Trois députés européens belges brandissent l’Estelada, le drapeau indépendantiste catalan, au Parlement européen de Strasbourg, 4 octobre 2017. SIPA.
Par Roland Hureaux
C’est, selon son habitude, à une fine analyse que Roland Hureaux se livre ici [Causeur – 3.11]. Une fine et exacte analyse de la situation en Catalogne et de son rapport à l’Union Européenne. Nous sommes moins sûrs que lui que la fête soit finie en Catalogne. Pour deux raisons : Quels résultats, quel parlement, quelle coalition, quel président sortiront des élections du 21 décembre ? Sur ces points-là l’incertitude est grande. Quant au capital de haine envers Madrid, l’Espagne, le castillan, accumulé depuis des décennies par une petite moitié des Catalans, quel scrutin suffira-t-il à l’entamer ? L’avenir nous le dira. Rappelons enfin que Roland Hureaux fut l’un des participants au colloque d’Action française du 7 mai 2016, à Paris, « Je suis royaliste, pourquoi pas vous ? » LFAR
La Catalogne avait tout pour plaire au courant dominant européen : une forte identité mais régionale – pas nationale – non exclusive d’un vif sentiment europhile, Bruxelles apparaissant comme un garant de l’autonomie face aux tentations unitaires de Madrid ; le souvenir de la guerre civile où cette province se trouvait du côté « sympathique » de la force, celui des républicains ; une large ouverture à l’immigration (13,5% de sa population en 2008) ; la métropolisation (5,5 des 7,5 millions de Catalan vivent dans l’agglomération de Barcelone) ; une grande tolérance de mœurs: « gay friendly » et paradis de la prostitution; sur la voie royale menant du Maroc à l’Europe, le cannabis y est presque en vente libre.

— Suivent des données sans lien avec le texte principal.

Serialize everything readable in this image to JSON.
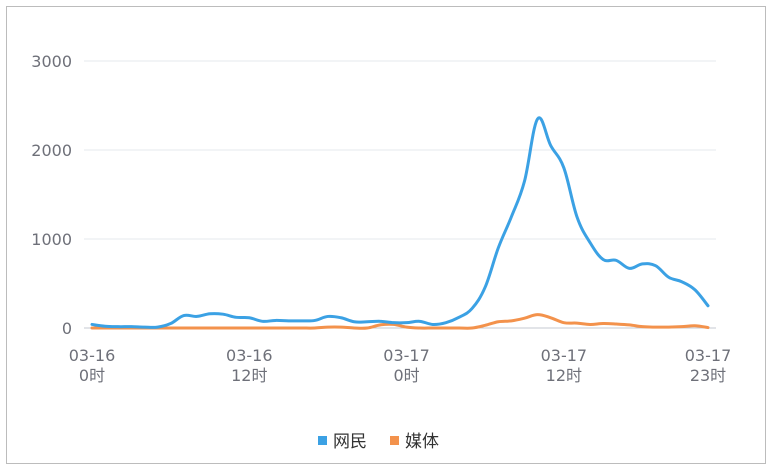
{
  "chart_data": {
    "type": "line",
    "x_ticks": [
      {
        "index": 0,
        "line1": "03-16",
        "line2": "0时"
      },
      {
        "index": 12,
        "line1": "03-16",
        "line2": "12时"
      },
      {
        "index": 24,
        "line1": "03-17",
        "line2": "0时"
      },
      {
        "index": 36,
        "line1": "03-17",
        "line2": "12时"
      },
      {
        "index": 47,
        "line1": "03-17",
        "line2": "23时"
      }
    ],
    "y_ticks": [
      "0",
      "1000",
      "2000",
      "3000"
    ],
    "ylim": [
      0,
      3000
    ],
    "grid": true,
    "legend_position": "bottom-center",
    "series": [
      {
        "name": "网民",
        "color": "#3ba1e4",
        "values": [
          40,
          20,
          15,
          15,
          10,
          10,
          50,
          140,
          130,
          160,
          155,
          120,
          115,
          75,
          85,
          80,
          80,
          85,
          130,
          115,
          70,
          70,
          75,
          60,
          60,
          75,
          40,
          60,
          120,
          220,
          460,
          900,
          1250,
          1650,
          2350,
          2050,
          1800,
          1250,
          960,
          770,
          760,
          670,
          720,
          700,
          570,
          520,
          430,
          250
        ]
      },
      {
        "name": "媒体",
        "color": "#f3924c",
        "values": [
          0,
          0,
          0,
          0,
          0,
          0,
          0,
          0,
          0,
          0,
          0,
          0,
          0,
          0,
          0,
          0,
          0,
          0,
          10,
          10,
          0,
          0,
          35,
          40,
          10,
          0,
          0,
          0,
          0,
          0,
          30,
          70,
          80,
          110,
          150,
          115,
          60,
          55,
          40,
          50,
          45,
          35,
          15,
          10,
          10,
          15,
          25,
          5
        ]
      }
    ]
  }
}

Au sérieux traditionnel que l’on reconnait au peuple catalan, s’ajoutait ainsi une image de modernité progressiste de bon aloi.
On se serait attendu à ce que le mouvement pour l’indépendance soutenu par près de la moitié de la population, avec des appuis à droite mais surtout à gauche et à l’extrême gauche, reçoive tout naturellement l’aval de la nomenklatura politique et médiatique ouest-européenne. Las, les choses se sont gâtées.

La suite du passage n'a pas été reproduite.